Understanding What is Meant By a Seller’s Market
Simply put, a seller’s market is an economic situation in which sellers are able to command higher prices for their properties. This can come about for a number of reasons. One has to do with the desirability of the area where the property is located. When there is a huge demand and only limited properties available, sellers can command prices that are in line with the current market value of the general area and not have to settle for anything less. It’s only when people lose interest in those areas that prices drop and buyers begin to have more leverage.
Getting Past the Bad Credit Issue
Damage to credit ratings occurs for a number of reasons. Some people have reasonably good credit until they experience some type of major life change. That change can be a prolonged illness that inhibits the ability to earn a living. Perhaps a job loss and a subsequent period of being out of work for several months is the culprit. Going through bankruptcy also wreaks havoc with credit scores.

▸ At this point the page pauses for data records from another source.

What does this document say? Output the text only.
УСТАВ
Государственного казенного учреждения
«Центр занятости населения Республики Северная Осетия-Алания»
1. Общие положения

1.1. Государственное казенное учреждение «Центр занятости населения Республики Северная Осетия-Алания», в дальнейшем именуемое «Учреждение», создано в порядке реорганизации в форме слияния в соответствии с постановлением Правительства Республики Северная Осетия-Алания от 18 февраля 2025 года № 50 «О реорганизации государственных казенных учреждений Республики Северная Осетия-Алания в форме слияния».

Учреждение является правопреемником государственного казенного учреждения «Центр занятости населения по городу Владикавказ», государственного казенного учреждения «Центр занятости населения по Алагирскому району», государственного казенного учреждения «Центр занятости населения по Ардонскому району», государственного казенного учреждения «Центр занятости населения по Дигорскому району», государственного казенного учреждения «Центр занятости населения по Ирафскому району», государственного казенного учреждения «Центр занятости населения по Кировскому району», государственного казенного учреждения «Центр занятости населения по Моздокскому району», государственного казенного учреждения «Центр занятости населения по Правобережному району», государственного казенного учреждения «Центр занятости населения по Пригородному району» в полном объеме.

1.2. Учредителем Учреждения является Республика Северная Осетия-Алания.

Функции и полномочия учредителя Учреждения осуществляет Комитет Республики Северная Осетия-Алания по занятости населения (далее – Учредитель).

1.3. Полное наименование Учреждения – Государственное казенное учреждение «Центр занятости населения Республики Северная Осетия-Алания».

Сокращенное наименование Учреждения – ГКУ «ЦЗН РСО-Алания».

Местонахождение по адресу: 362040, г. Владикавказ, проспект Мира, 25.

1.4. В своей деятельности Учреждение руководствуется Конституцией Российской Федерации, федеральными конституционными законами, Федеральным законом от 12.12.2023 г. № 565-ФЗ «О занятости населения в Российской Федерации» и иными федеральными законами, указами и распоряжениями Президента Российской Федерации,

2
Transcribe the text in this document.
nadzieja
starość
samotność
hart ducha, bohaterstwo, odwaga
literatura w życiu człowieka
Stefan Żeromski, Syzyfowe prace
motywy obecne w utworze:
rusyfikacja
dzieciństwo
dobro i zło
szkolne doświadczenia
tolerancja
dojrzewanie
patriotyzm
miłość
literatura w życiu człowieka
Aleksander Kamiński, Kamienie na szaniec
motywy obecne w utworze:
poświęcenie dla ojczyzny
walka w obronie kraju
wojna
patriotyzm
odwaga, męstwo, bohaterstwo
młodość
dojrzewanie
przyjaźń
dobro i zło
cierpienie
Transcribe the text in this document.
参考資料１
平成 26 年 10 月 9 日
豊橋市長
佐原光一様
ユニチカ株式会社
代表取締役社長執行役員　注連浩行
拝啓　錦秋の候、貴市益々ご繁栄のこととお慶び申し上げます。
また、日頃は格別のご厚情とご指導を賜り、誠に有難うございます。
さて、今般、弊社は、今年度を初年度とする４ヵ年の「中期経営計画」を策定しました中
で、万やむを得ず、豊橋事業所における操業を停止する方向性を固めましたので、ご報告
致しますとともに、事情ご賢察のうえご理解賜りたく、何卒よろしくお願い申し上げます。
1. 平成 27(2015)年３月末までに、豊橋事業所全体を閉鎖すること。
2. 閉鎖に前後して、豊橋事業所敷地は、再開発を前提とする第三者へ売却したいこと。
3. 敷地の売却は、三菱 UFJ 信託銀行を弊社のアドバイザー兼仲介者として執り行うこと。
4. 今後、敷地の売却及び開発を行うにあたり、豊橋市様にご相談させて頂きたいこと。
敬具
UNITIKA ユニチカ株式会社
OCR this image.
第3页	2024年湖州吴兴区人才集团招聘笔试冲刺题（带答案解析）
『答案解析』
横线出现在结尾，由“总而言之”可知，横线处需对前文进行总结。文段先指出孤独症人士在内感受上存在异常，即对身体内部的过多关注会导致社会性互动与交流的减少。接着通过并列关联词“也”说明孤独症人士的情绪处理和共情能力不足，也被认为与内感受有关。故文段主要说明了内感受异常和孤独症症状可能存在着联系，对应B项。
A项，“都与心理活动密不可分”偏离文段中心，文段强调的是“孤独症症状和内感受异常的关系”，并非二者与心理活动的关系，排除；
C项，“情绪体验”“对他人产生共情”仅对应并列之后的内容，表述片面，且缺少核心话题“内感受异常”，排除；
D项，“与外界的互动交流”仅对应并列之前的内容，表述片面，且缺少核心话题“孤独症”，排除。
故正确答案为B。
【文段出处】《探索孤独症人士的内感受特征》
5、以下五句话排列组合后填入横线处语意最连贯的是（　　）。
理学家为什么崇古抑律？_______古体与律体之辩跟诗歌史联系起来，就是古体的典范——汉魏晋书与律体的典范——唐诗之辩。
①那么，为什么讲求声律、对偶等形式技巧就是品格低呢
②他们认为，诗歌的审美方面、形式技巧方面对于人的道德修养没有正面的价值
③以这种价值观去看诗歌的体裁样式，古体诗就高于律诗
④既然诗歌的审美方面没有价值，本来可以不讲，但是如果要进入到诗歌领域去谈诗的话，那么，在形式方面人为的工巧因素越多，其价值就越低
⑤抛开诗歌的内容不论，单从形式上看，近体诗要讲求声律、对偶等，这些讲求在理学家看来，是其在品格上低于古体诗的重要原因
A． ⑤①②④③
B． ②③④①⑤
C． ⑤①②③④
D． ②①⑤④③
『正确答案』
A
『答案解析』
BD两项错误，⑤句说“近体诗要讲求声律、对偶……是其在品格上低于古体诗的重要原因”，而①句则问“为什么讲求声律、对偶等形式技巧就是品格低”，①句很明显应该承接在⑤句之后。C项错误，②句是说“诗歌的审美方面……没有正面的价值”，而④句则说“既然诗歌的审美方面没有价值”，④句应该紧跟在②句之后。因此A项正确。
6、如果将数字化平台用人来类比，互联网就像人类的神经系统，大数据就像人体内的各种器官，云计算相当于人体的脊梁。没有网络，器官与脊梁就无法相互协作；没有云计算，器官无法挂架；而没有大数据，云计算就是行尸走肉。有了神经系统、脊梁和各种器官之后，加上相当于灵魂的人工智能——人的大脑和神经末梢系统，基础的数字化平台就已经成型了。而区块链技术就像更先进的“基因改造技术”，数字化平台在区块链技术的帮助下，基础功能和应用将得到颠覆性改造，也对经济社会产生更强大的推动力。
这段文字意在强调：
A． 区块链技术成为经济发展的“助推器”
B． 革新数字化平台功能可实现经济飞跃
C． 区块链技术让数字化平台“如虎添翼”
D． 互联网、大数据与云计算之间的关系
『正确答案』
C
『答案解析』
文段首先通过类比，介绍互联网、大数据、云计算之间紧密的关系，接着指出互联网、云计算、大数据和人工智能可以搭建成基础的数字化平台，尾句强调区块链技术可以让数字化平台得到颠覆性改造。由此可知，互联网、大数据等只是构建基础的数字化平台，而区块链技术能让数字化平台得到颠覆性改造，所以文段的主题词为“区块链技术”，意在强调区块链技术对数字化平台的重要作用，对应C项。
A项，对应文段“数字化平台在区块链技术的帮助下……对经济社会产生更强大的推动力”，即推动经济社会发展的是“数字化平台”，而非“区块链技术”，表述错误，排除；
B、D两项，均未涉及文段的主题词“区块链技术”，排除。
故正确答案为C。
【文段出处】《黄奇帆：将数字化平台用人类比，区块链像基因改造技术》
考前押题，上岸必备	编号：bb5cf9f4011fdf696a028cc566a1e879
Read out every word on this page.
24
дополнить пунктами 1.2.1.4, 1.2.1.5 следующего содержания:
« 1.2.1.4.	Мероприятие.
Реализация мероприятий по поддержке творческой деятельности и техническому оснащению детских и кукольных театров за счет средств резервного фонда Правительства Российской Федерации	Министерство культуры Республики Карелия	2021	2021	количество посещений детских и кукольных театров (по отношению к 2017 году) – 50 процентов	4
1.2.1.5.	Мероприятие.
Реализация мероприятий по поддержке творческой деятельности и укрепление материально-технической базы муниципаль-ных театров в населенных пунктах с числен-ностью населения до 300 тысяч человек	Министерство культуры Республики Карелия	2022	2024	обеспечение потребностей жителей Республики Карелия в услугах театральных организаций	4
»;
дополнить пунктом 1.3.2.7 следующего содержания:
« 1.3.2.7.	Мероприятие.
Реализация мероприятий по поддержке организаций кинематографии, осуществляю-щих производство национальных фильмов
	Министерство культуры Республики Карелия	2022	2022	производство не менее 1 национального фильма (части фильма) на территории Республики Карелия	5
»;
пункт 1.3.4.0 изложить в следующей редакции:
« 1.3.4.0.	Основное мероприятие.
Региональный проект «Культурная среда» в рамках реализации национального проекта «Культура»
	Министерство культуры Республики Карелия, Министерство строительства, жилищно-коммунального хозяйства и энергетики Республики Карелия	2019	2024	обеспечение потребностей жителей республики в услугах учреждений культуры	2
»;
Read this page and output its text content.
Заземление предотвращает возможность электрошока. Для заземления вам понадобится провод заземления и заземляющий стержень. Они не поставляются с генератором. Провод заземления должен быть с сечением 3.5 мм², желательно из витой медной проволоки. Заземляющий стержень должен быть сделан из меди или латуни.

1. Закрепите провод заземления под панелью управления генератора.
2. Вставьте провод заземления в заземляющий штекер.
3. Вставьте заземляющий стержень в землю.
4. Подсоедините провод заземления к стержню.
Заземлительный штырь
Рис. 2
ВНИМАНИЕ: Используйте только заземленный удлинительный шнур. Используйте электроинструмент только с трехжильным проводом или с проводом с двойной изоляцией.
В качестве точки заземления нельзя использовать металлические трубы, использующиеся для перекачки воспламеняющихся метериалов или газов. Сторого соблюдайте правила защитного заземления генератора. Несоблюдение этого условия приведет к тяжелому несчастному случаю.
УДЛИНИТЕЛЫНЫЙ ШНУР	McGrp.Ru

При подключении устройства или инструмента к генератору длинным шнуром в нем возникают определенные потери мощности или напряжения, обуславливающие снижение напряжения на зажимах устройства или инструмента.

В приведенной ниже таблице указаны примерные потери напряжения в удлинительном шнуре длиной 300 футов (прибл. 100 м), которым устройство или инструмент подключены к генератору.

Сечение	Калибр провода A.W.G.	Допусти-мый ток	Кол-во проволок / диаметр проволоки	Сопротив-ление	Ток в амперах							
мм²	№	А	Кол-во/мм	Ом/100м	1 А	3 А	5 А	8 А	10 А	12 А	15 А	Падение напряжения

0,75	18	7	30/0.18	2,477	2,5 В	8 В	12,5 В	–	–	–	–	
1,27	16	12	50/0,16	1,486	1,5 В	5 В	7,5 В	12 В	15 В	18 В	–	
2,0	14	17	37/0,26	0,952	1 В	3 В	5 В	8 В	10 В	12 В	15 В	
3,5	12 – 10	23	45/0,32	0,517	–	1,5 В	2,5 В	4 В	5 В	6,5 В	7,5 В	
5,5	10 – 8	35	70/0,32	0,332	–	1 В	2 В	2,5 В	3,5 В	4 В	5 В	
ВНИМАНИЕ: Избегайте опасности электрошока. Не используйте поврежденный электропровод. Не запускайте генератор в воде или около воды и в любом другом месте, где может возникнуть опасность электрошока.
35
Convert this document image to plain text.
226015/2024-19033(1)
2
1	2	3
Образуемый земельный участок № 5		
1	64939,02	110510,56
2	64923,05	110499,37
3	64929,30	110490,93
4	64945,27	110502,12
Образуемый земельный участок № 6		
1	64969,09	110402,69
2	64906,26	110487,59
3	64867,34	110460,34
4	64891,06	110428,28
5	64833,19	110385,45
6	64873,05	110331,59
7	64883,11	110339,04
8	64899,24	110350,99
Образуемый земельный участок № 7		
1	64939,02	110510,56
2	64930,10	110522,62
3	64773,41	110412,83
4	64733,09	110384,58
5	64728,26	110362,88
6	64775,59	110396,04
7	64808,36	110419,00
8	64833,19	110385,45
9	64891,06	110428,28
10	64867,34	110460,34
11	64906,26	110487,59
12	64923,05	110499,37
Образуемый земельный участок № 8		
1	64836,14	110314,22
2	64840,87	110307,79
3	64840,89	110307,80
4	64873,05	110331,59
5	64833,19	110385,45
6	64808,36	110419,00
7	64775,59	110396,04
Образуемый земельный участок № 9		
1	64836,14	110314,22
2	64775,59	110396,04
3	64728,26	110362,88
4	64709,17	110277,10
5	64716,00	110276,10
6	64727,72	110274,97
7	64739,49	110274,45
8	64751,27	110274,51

The thing to remember is that while some lenders will look at the lower credit score and automatically reject the mortgage application, others who specialize in poor credit mortgages in London will want to look a little closer. It’s those lenders that people with poor credit want to focus on as they search for the best financing option.
How Do Things Look Lately?
Lenders who are willing to consider bad credit loan applications look closely at the applicant’s current financial situation. Perhaps the damage to the credit rating has to do with events that took place two or more years ago. More recently, the applicant has demonstrated the ability to keep unsecured debt low, pays utility bills on time, and in general seems to be slowly moving past those unfortunate events of a few years back. Couple this with the fact that the applicant does have enough monthly income to manage a monthly mortgage payment, and the lender may find that the risk involved with approving the loan is within reason.
The Issue of a Down Payment
With any type of bad credit mortgage arrangement, up to and including private home loans in London, expect the lender to require a higher down payment. This is actually to the benefit of everyone involved. A higher down payment means the debtor has less to repay over the life of the loan. The lender benefits because the down payment reduces the risk associated with providing the financing.
While the terms for the bad credit mortgage may include a higher rate of interest, remember that things can change several years down the road. Whether first or second mortgages in London are needed, there is always the potential to refinance after five or so years. In the meantime, the buyer gets to move into a home in a desirable neighborhood and make those payments rather than renting. Thanks to the positive reports the lenders submit to the major credit bureaus, that bad credit rating will look much better in a few years.